Сойер вытащил пробку, Хлоя наполнила два стакана, и оба приступили к еде. Через какое-то время она посмотрела на его пустую тарелку и улыбнулась:
— Теперь лучше?
Он кивнул:
— Спасибо.
— О, не мне. Это еда. И алкоголь. — Она вылила остатки вина в его стакан и достала вторую бутылку.
— Что еще находится в твоей сумке? — удивленно спросил Сойер.
— Все.
— Что-нибудь стоящее?

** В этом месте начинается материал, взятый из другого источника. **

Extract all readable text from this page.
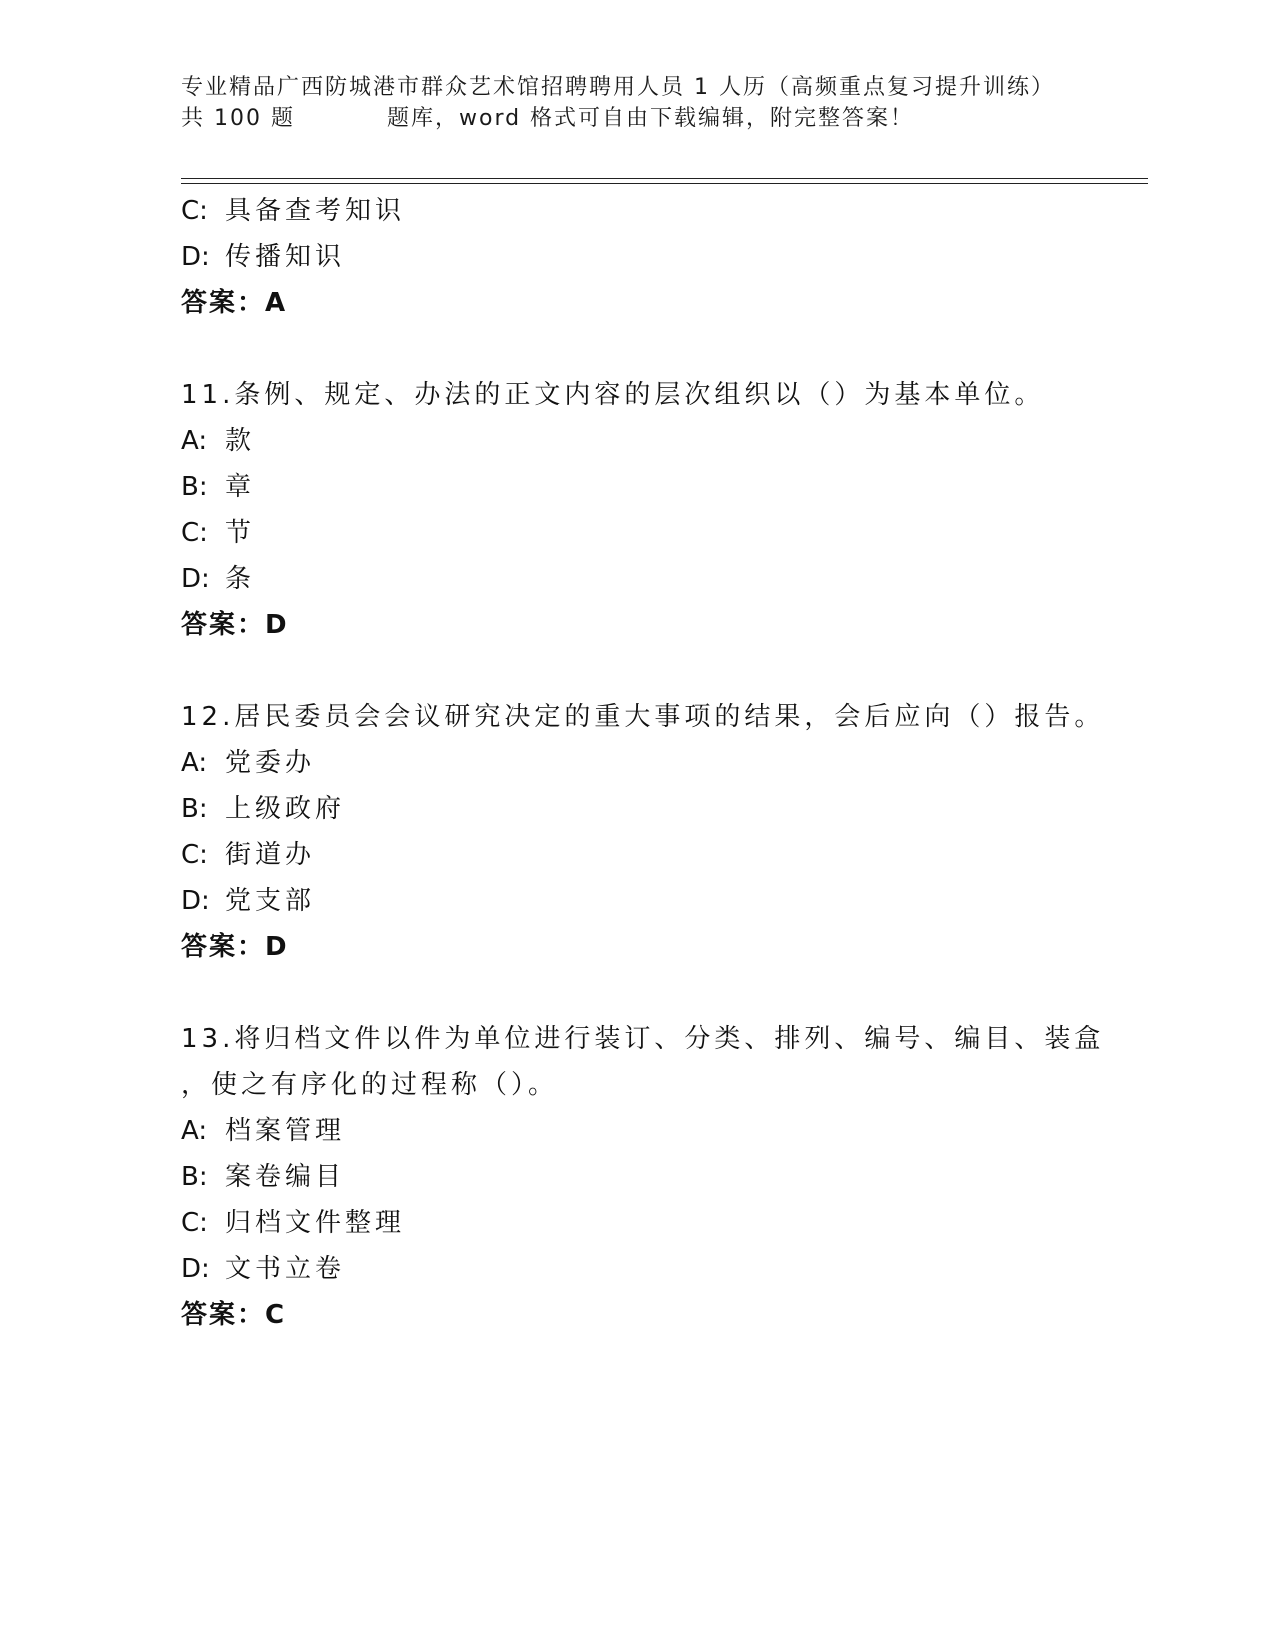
专业精品广西防城港市群众艺术馆招聘聘用人员 1 人历（高频重点复习提升训练）
共 100 题	题库，word 格式可自由下载编辑，附完整答案！
C: 具备查考知识
D: 传播知识
答案：A
11.条例、规定、办法的正文内容的层次组织以（）为基本单位。
A: 款
B: 章
C: 节
D: 条
答案：D
12.居民委员会会议研究决定的重大事项的结果，会后应向（）报告。
A: 党委办
B: 上级政府
C: 街道办
D: 党支部
答案：D
13.将归档文件以件为单位进行装订、分类、排列、编号、编目、装盒
，使之有序化的过程称（）。
A: 档案管理
B: 案卷编目
C: 归档文件整理
D: 文书立卷
答案：C
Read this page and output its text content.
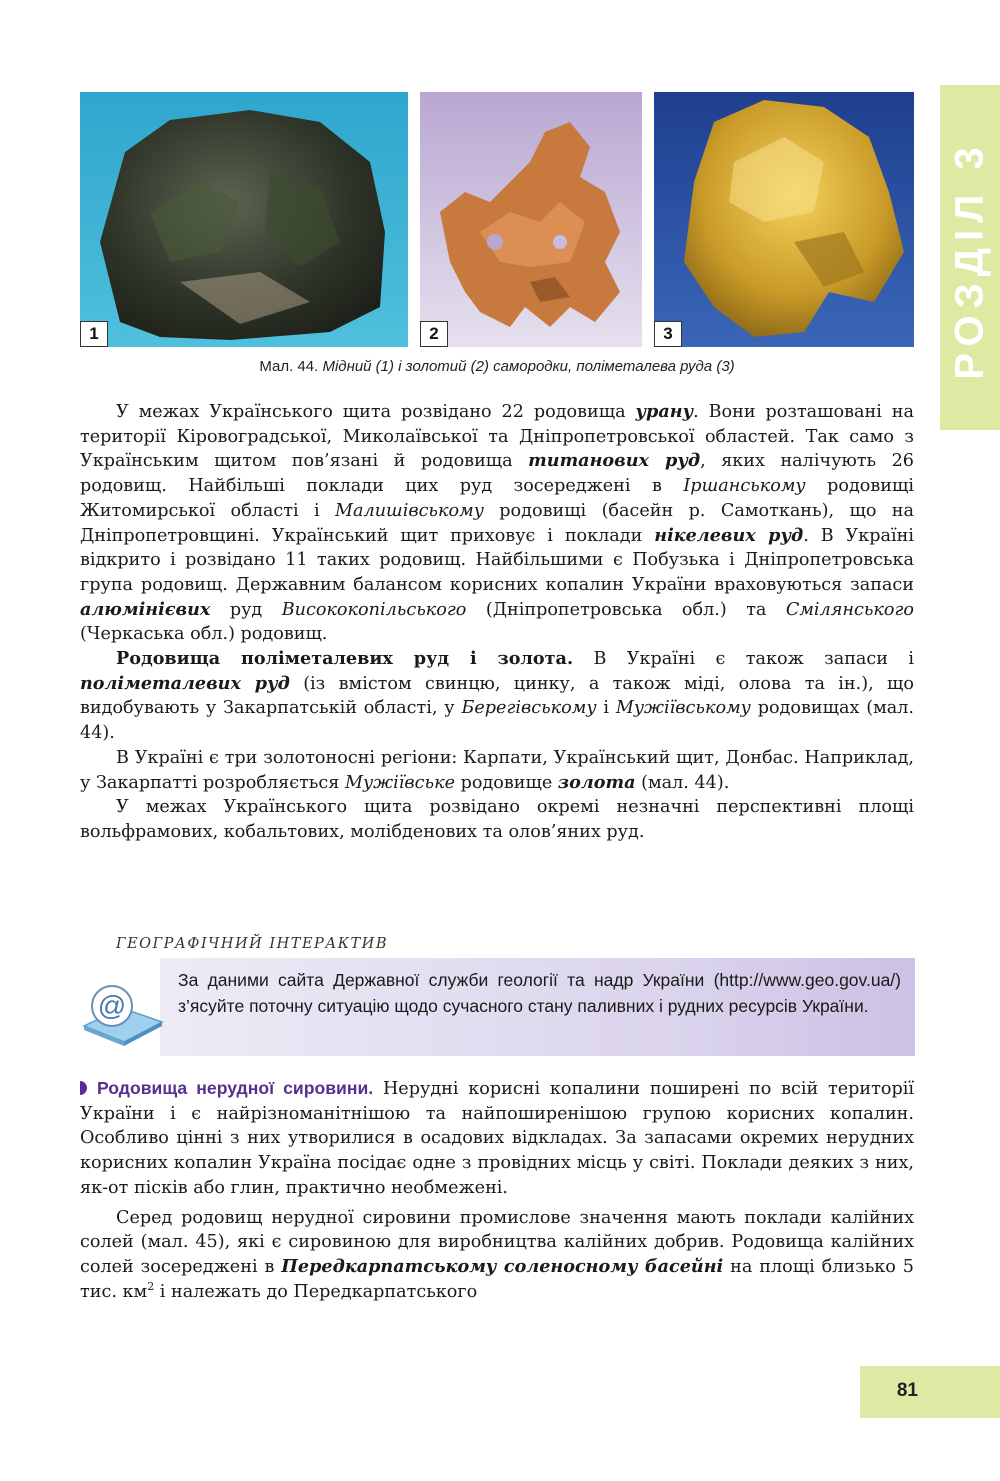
РОЗДІЛ 3
1	2	3
Мал. 44. Мідний (1) і золотий (2) самородки, поліметалева руда (3)

У межах Українського щита розвідано 22 родовища урану. Вони розташовані на території Кіровоградської, Миколаївської та Дніпропетровської областей. Так само з Українським щитом пов’язані й родовища титанових руд, яких налічують 26 родовищ. Найбільші поклади цих руд зосереджені в Іршанському родовищі Житомирської області і Малишівському родовищі (басейн р. Самоткань), що на Дніпропетровщині. Український щит приховує і поклади нікелевих руд. В Україні відкрито і розвідано 11 таких родовищ. Найбільшими є Побузька і Дніпропетровська група родовищ. Державним балансом корисних копалин України враховуються запаси алюмінієвих руд Висококопільського (Дніпропетровська обл.) та Смілянського (Черкаська обл.) родовищ.

Родовища поліметалевих руд і золота. В Україні є також запаси і поліметалевих руд (із вмістом свинцю, цинку, а також міді, олова та ін.), що видобувають у Закарпатській області, у Берегівському і Мужіївському родовищах (мал. 44).

В Україні є три золотоносні регіони: Карпати, Український щит, Донбас. Наприклад, у Закарпатті розробляється Мужіївське родовище золота (мал. 44).

У межах Українського щита розвідано окремі незначні перспективні площі вольфрамових, кобальтових, молібденових та олов’яних руд.

ГЕОГРАФІЧНИЙ ІНТЕРАКТИВ
За даними сайта Державної служби геології та надр України (http://www.geo.gov.ua/) з’ясуйте поточну ситуацію щодо сучасного стану паливних і рудних ресурсів України.
@

Родовища нерудної сировини. Нерудні корисні копалини поширені по всій території України і є найрізноманітнішою та найпоширенішою групою корисних копалин. Особливо цінні з них утворилися в осадових відкладах. За запасами окремих нерудних корисних копалин Україна посідає одне з провідних місць у світі. Поклади деяких з них, як-от пісків або глин, практично необмежені.

Серед родовищ нерудної сировини промислове значення мають поклади калійних солей (мал. 45), які є сировиною для виробництва калійних добрив. Родовища калійних солей зосереджені в Передкарпатському соленосному басейні на площі близько 5 тис. $км^2$ і належать до Передкарпатського

81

К примеру, домашний маляр?
— Сейчас
Сойер остановил ее.
— Ты пытаешься напоить меня?
— А это возможно? — поддразнила она.
— Нет.
Когда Хлоя наклонилась вперед, Сойер наконец понял, что тонкая черная полоска, не дававшая ему покоя, — это бретелька ее изящного бра. Во рту вдруг пересохло, он залпом допил остатки вина, и его не удивило приятное ощущение легкого опьянения.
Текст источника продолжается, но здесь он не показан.